The safety pin movement seeking to show solidarity with those who fear they’ll be disenfranchised by a Donald Trump presidency has been gaining popularity and trending on social media for days — but now it’s also being criticized by those who say the symbolic act is no substitute for action.
An American living in London first launched the safety pin campaign over the summer, amid reports of hate crimes in the United Kingdom following that country’s Brexit vote in June.
Now, people across the U.S. are posting pictures online showing themselves wearing safety pins, too.
“Here’s my #SafetyPin to let others know there are safe harbors in the world,” one Facebook user posted on Sunday.
But some, like Johanna Dickson, 33, say the pins aren’t enough. She posted a selfie on Instagram on Monday with a pin on her shirt. “I chose to be an ally and not be silent,” she wrote.
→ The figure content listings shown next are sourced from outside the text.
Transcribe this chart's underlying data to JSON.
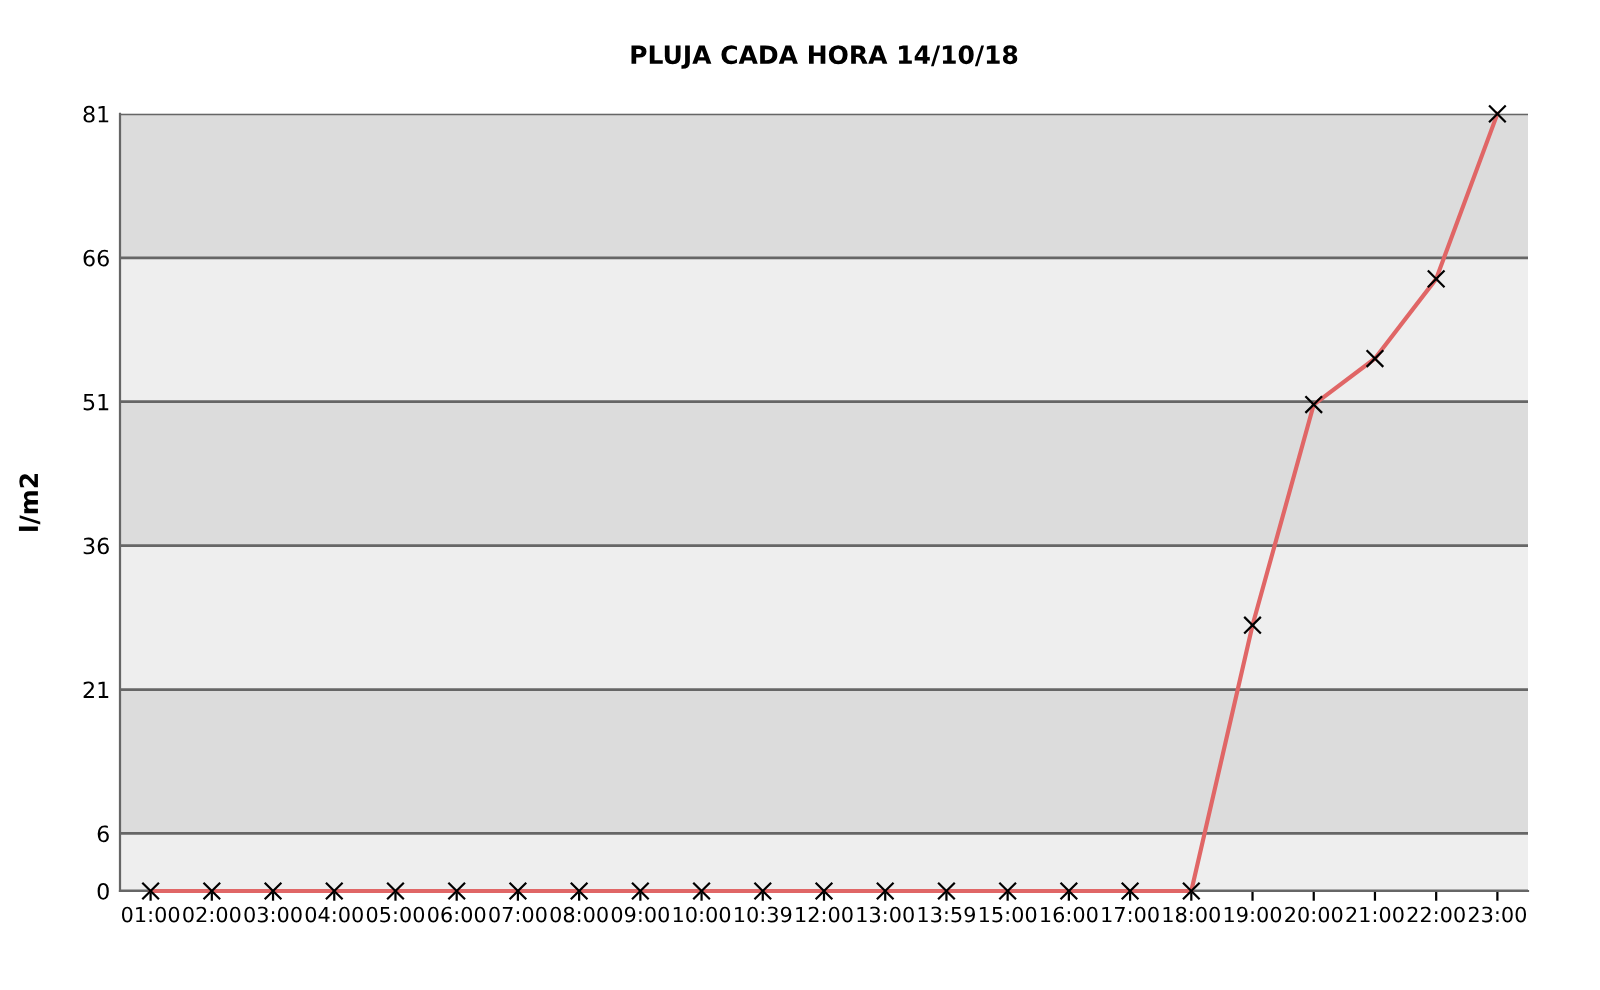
{
  "chart_data": {
    "type": "line",
    "title": "PLUJA CADA HORA 14/10/18",
    "ylabel": "l/m2",
    "categories": [
      "01:00",
      "02:00",
      "03:00",
      "04:00",
      "05:00",
      "06:00",
      "07:00",
      "08:00",
      "09:00",
      "10:00",
      "10:39",
      "12:00",
      "13:00",
      "13:59",
      "15:00",
      "16:00",
      "17:00",
      "18:00",
      "19:00",
      "20:00",
      "21:00",
      "22:00",
      "23:00"
    ],
    "series": [
      {
        "color": "#e06666",
        "values": [
          0,
          0,
          0,
          0,
          0,
          0,
          0,
          0,
          0,
          0,
          0,
          0,
          0,
          0,
          0,
          0,
          0,
          0,
          27.7,
          50.7,
          55.5,
          63.8,
          81
        ]
      }
    ],
    "ylim": [
      0,
      81
    ],
    "yticks": [
      0,
      6,
      21,
      36,
      51,
      66,
      81
    ],
    "grid": "y",
    "marker": "cross",
    "line_style": "solid",
    "legend": false
  }
}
She also said she plans to make monthly donations to groups such as Planned Parenthood and the American Civil Liberties Union.
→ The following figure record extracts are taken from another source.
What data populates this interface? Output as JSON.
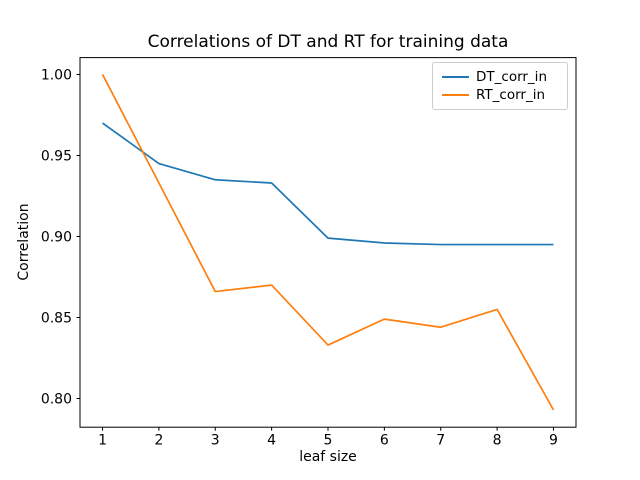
{
  "window": {
    "background_color": "#ffffff"
  },
  "chart_data": {
    "type": "line",
    "title": "Correlations of DT and RT for training data",
    "xlabel": "leaf size",
    "ylabel": "Correlation",
    "x": [
      1,
      2,
      3,
      4,
      5,
      6,
      7,
      8,
      9
    ],
    "series": [
      {
        "name": "DT_corr_in",
        "color": "#1f77b4",
        "values": [
          0.97,
          0.945,
          0.935,
          0.933,
          0.899,
          0.896,
          0.895,
          0.895,
          0.895
        ]
      },
      {
        "name": "RT_corr_in",
        "color": "#ff7f0e",
        "values": [
          1.0,
          0.933,
          0.866,
          0.87,
          0.833,
          0.849,
          0.844,
          0.855,
          0.793
        ]
      }
    ],
    "xtick_labels": [
      "1",
      "2",
      "3",
      "4",
      "5",
      "6",
      "7",
      "8",
      "9"
    ],
    "ytick_labels": [
      "0.80",
      "0.85",
      "0.90",
      "0.95",
      "1.00"
    ],
    "xlim": [
      0.6,
      9.4
    ],
    "ylim": [
      0.7823,
      1.0104
    ],
    "grid": false,
    "legend_position": "upper right",
    "axis_color": "#000000",
    "legend_border_color": "#cccccc"
  }
}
“Wearing the pin means nothing if I don’t do everything in my power to make sure the people I’m wearing it for are not harmed or disenfranchised,” Dickson said.
Philadelphia resident Courtney Wilburn, 36, went a bit further in a weekend blog post titled “Why I Don’t Care About Your Safety Pins.” Wilburn described the campaign as “mainly self-serving and useless.”
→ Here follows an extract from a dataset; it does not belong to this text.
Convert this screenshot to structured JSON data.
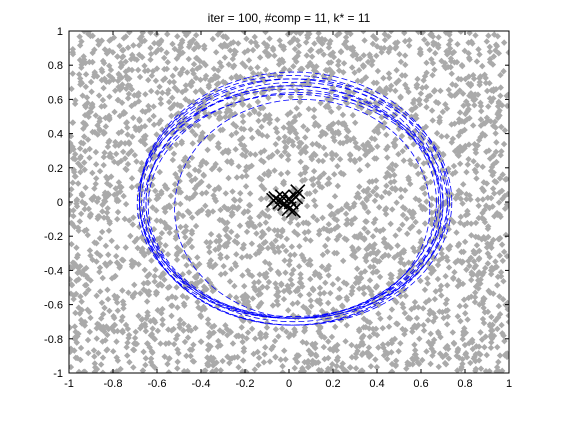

“It’s for white people who didn’t vote for Trump to identify each other,” she told the AP.
Wilburn, who’s black, said the pin is mainly a “fashion accessory” and “in and of itself cannot help.”
A blogger from New York, Christopher Keelty, echoed the sentiment, telling people not to wear pins.
“No. Just no. Please, take it off,” he wrote on Saturday in The Huffington Post.
“We don’t get to make ourselves feel better by putting on safety pins and self-designating ourselves as allies. Marginalized people know full well the long history of white people calling themselves allies while doing nothing to help, or even inflicting harm on, non-white Americans,” Keelty wrote.